The sum $$\sum_{n=0}^{\infty} (-1)^n \ln \frac{3n+2}{3n+1}=\frac{1}{2} \ln 3$$ has been encountered in the post below:
How can I prove $\int_{0}^{1} \frac {x-1}{\log(x) (1+x^3)}dx=\frac {\log3}{2}$
I would like to know as to how this sum can be proved.
We can obtain something analogous to the Wallis product using$$\prod_{n\ge1}(1-z^2/n^2)=\frac{\sin\pi z}{\pi z}\implies\prod_{n\ge1}(1-z^2/(2n+1)^2)=\frac{\frac{\sin\pi z}{\pi z}}{\frac{\sin\pi z/2}{\pi z/2}}=\cos\frac{\pi z}{2},$$so$$\prod_{n\ge0}\frac{(6n+2)(6n+4)}{(6n+1)(6n+5)}=\prod_{n\ge0}\frac{1-1/(6n+3)^2}{1-4/(6n+3)^2}=\frac{\cos\frac{\pi}{6}}{\cos\frac{\pi}{3}}=\sqrt{3}.$$
To evaluate the series we appeal to the digamma function, its relationship with the Gamma function, and Euler's reflection formula.
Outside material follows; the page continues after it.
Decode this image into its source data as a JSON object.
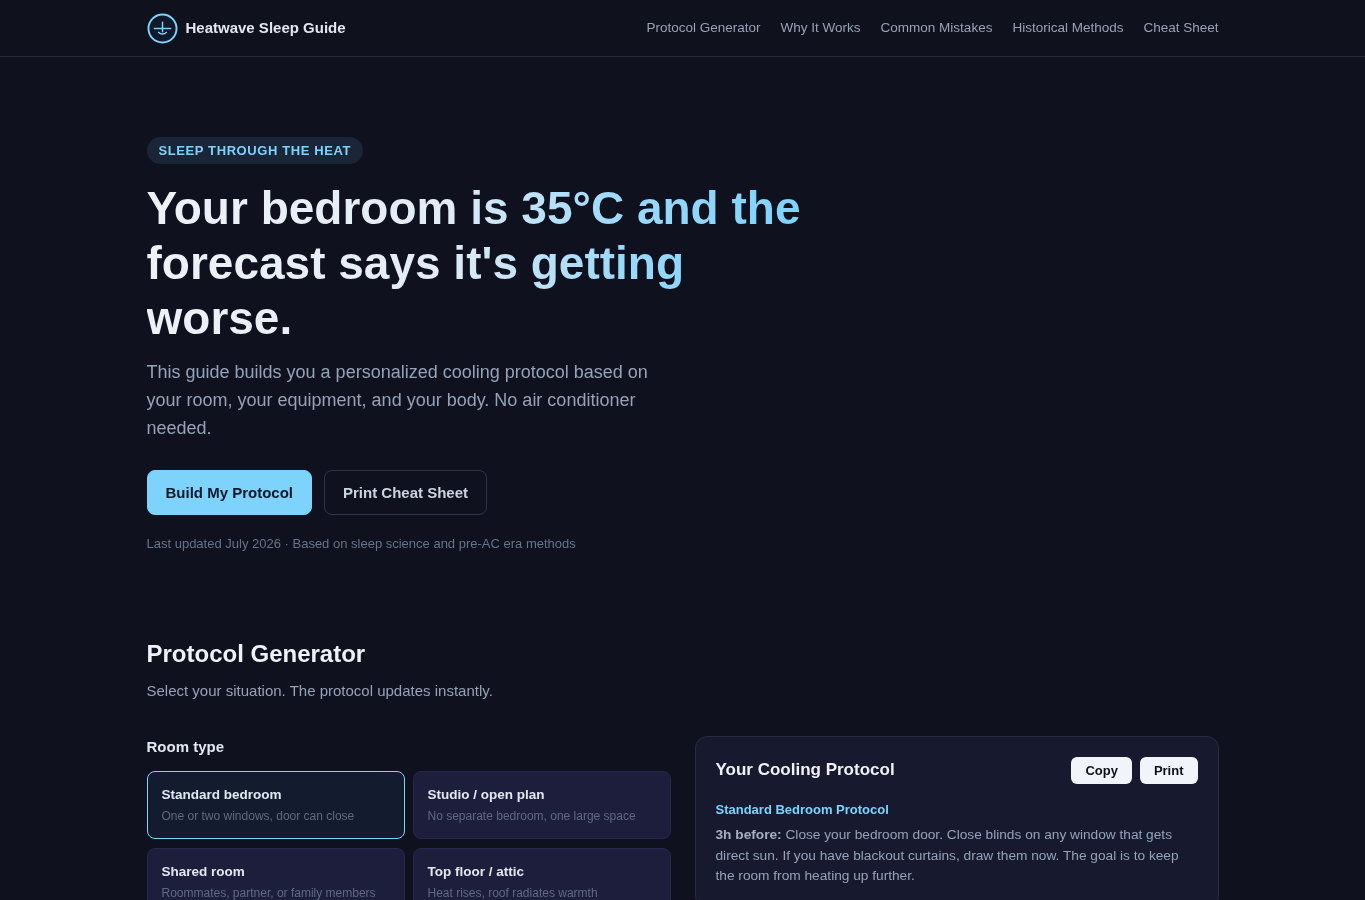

Proceeding, we write
$$\begin{align} \sum_{n=0}^\infty (-1)^n\log\left(\frac{3n+2}{3n+1}\right)&=\int_0^1 \sum_{n=0}^\infty (-1)^n \frac1{s+3n+1}\,ds\\\\ &=\int_0^1 \sum_{n=0}^\infty\left(\frac1{6n+s+1}-\frac1{6n+s+4}\right)\,ds\\\\ &=\frac16\int_0^1\left(\psi((s+4)/6)-\psi((s+1)/6)\right)\,ds\\\\ &=\log\left(\frac{\Gamma(5/6)\Gamma(1/6)}{\Gamma(2/3)\Gamma(1/3)}\right)\\\\ &=\log\left(\frac{\sin(2\pi/3)}{\sin(5\pi/6)}\right)\\\\ &=\log(\sqrt 3) \end{align}$$
as expected!
Not a solution but a starting point. Use that $\ln(x)$ has the property that $\ln(ab) = \ln(a) + \ln(b)$. So we can rewrite the partial sum as $$\sum_{n=0}^N (-1)^n\ln\Big(\frac{3n+2}{3n+1}\Big) = \ln\Big(\prod_{n=0}^N \Big(\frac{3n+2}{3n+1}\Big)^{(-1)^n}\Big)$$ Since $x\to \ln(x)$ is a continuous function, then if we can show that $$ \prod_{n=0}^N \Big(\frac{3n+2}{3n+1}\Big)^{(-1)^n} \to \sqrt{3}$$ as $N\to\infty$, then we will have the result. It looks J.G. answer above will be helpful for this part.